YonatanOfek commented 2 months ago

Actually - maybe it's the scipy and scikit-learn versions? eval.py requires them but I couldn't find which version to install in the requirements.txt, so I installed: scikit-learn 1.3.2 pypi_0 pypi scipy 1.10.1 pypi_0 pypi

Lu-Feng commented 2 months ago

Actually - maybe it's the scipy and scikit-learn versions? eval.py requires them but I couldn't find which version to install in the requirements.txt, so I installed: scikit-learn 1.3.2 pypi_0 pypi scipy 1.10.1 pypi_0 pypi

The version I installed is: scikit-learn==0.24.1 scipy==1.6.2 You can try it.

YonatanOfek commented 2 months ago

Ok - installed these and still doesn't work. Please Let me know what I should try next.

By the way - training (initialization) of msls backbone checkpoint on the pitts 30k dataset starts at ~50 and is at 22.62 after 10 epochs, I don't know if that's expected or not.

Thanks

Lu-Feng commented 2 months ago

It looks like the finetuned model may not load successfully as you run eval.py on Pitts30k. Have you tried evaluation on MSLS using

python eval.py  --resume_fe=/path/to/your/finetunedCCT14_msls.torch --resume_hr=/path/to/your/finetunedDHE_msls.torch --datasets_folder=/path/to/your/datasets_vg/datasets --dataset_name=msls

By the way, why do you train the MSLS backbone on Pitts30k? If everything goes well, the results should not be reduced after the training.

YonatanOfek commented 2 months ago

That's a typo I actually trained the Pitts30k backbone.

I'd like to try using MSLS but I couldn't get the dataset in the right format - VPR-datasets-downloader/format_mapillary.py doesn't seem to make the correct format for eval.py

How should I format MSLS? Thanks

Lu-Feng commented 2 months ago

Running VPR-datasets-downloader/format_mapillary.py directly can get the correct format. I'm not sure what happened in your program.
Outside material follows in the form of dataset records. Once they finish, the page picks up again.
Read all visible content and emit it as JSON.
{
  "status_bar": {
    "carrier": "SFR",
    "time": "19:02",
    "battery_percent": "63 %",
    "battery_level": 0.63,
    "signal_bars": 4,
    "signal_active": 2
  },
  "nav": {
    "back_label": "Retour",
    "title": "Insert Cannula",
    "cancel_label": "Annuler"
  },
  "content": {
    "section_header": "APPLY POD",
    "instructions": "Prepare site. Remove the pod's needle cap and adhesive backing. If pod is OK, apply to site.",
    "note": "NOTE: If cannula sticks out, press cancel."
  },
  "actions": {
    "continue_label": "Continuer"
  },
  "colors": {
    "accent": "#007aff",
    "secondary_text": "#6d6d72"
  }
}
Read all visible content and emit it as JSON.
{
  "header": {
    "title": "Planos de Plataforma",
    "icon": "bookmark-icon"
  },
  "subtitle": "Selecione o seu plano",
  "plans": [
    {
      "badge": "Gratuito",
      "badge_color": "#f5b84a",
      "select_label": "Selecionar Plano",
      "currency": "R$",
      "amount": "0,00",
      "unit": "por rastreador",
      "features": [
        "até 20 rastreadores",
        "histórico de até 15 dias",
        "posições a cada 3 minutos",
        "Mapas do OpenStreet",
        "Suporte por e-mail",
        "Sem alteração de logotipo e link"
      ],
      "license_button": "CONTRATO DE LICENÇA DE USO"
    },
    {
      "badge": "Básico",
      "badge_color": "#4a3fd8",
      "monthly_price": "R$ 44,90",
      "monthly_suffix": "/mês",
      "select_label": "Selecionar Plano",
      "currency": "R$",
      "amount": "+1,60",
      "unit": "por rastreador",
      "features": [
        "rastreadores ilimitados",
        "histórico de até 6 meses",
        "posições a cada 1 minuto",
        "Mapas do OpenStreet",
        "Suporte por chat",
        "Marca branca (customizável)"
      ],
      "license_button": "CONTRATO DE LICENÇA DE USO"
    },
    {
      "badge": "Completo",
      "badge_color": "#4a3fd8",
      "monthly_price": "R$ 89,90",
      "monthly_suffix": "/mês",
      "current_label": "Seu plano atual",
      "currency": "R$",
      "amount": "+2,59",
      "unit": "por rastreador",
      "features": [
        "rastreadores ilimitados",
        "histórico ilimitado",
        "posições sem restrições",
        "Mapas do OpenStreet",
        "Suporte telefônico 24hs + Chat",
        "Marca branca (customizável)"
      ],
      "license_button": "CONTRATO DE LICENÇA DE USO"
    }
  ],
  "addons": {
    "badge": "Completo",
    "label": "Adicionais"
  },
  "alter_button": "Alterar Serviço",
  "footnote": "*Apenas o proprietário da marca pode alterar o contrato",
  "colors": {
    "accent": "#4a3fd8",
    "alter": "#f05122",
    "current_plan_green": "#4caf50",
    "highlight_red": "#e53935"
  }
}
You can also use the model finetuned on MSLS to the test on other datasets, such as SPED and St Lucia, to confirm if there is a problem in the previous model or dataset.

YonatanOfek commented 2 months ago

You're correct format_mapillary.py has no problems, I didn't understand it - Thanks.

MSLS works for eval! I get:

2024-08-03 12:59:48 baseline test: R@1: 74.8, R@5: 87.5, R@10: 90.3, R@100: 96.2 Testing: 100%|████████████████████████████████████████████████| 11084/11084 [24:48<00:00, 7.45it/s] 2024-08-03 13:24:38 test after re-ranking - R@1: 80.2, R@5: 89.1, R@10: 91.5, R@20: 93.1

Although for some reason the Helsinki images were missing from the zip file I downloaded...

Thanks a lot! I might have made some mistake when using Pitts30k, will let you know if I find out what was the problem.

Lu-Feng commented 2 months ago

OK. The difference on MSLS between your results and our paper is because we used the official version of MSLS-val, which only contains 740 query images (a subset of that you used). You can refer to this issue to get results consistent with our paper.